Tourism, arts and culture minister Tiong King Sing has called on the customs department to focus on cracking down on liquor smuggling instead of targeting people’s private collections.
The Bintulu MP said while the Excise Act 1976 states that keeping alcohol for personal use at home is not illegal, the customs department had “confused” the public after an official stated that storing large amounts of liquor at home could be against the law.
Tiong said such comments mislead the public, erode their trust in existing laws, and instill fear.
“The customs department must focus its enforcement on eliminating the smuggled liquor flooding our market, not harassing people over liquor bottles kept in their homes,” he said in a Facebook post.
“The public pay taxes to see real problems solved. If the authorities keep wasting their energy on the wrong things, it will only cause more frustration and resentment towards the government.”
The controversy stemmed from a dialogue session with the Northern Region Liquor Dealers Association in which customs department assistant director V Kamalhasan reportedly said that keeping large personal collections might constitute a violation of the Excise Act 1976.
In a Sin Chew Daily report, Kamalhasan said that any premises used for storing liquor must be licensed, and that collections of up to 30 or 40 bottles at home – often built up over years through special festival editions – were technically not permitted without a licence.
In a Facebook post on Sunday, deputy finance minister Lim Hui Ying clarified that no licence is required for keeping duty-paid liquor at home as long as it is purchased from licensed outlets and kept for personal consumption or collection, not for sale.

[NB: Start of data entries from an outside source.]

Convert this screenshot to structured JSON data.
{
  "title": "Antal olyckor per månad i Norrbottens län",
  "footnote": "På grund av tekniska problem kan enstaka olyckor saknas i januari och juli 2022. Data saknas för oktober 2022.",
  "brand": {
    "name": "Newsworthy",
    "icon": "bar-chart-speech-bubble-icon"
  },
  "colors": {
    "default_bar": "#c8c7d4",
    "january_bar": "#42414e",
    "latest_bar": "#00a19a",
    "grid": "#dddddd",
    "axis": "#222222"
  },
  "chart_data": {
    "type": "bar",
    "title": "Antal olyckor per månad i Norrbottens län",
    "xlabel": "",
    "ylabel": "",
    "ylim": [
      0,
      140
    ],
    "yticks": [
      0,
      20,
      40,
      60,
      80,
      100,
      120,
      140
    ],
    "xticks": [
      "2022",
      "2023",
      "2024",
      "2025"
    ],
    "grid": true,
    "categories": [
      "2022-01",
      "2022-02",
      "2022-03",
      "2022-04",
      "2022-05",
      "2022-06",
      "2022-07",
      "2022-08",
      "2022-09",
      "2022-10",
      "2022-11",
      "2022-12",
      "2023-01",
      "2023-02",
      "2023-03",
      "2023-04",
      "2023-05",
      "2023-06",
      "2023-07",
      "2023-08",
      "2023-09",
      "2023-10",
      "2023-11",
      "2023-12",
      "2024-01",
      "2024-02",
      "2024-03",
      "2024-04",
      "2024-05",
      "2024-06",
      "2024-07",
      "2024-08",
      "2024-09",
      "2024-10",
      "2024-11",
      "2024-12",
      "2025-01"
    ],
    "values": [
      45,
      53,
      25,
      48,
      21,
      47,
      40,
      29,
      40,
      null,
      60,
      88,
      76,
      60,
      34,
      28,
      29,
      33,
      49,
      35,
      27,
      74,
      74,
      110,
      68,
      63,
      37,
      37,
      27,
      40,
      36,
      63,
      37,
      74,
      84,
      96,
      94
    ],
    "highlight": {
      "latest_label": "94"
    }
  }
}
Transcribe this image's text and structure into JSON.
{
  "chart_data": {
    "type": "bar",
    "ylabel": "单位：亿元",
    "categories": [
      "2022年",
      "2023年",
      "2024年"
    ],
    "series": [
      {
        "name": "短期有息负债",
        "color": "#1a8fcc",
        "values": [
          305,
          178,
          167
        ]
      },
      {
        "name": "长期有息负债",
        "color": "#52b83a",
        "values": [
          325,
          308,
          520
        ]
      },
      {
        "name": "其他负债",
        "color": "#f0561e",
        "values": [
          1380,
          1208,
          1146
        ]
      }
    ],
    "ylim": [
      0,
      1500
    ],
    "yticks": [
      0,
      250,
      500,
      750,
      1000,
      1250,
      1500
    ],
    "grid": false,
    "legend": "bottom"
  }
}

She said she had confirmed this policy with the finance ministry’s secretary-general, the tax director-general, and the customs department’s director-general.
In his statement, Tiong asked if the customs department assumed that those with a large stock of liquor at home intend to sell it.
“That seems to be their logic. But the law does not set a maximum limit, and quantity alone should not be the deciding factor.
“To distinguish between private collectors and traders, one must look at whether the person regularly buys the same liquor in bulk – not merely how many different bottles or brands they have.
“Otherwise, by that logic, people who collect branded shoes or toys would also need a licence. That makes no sense!”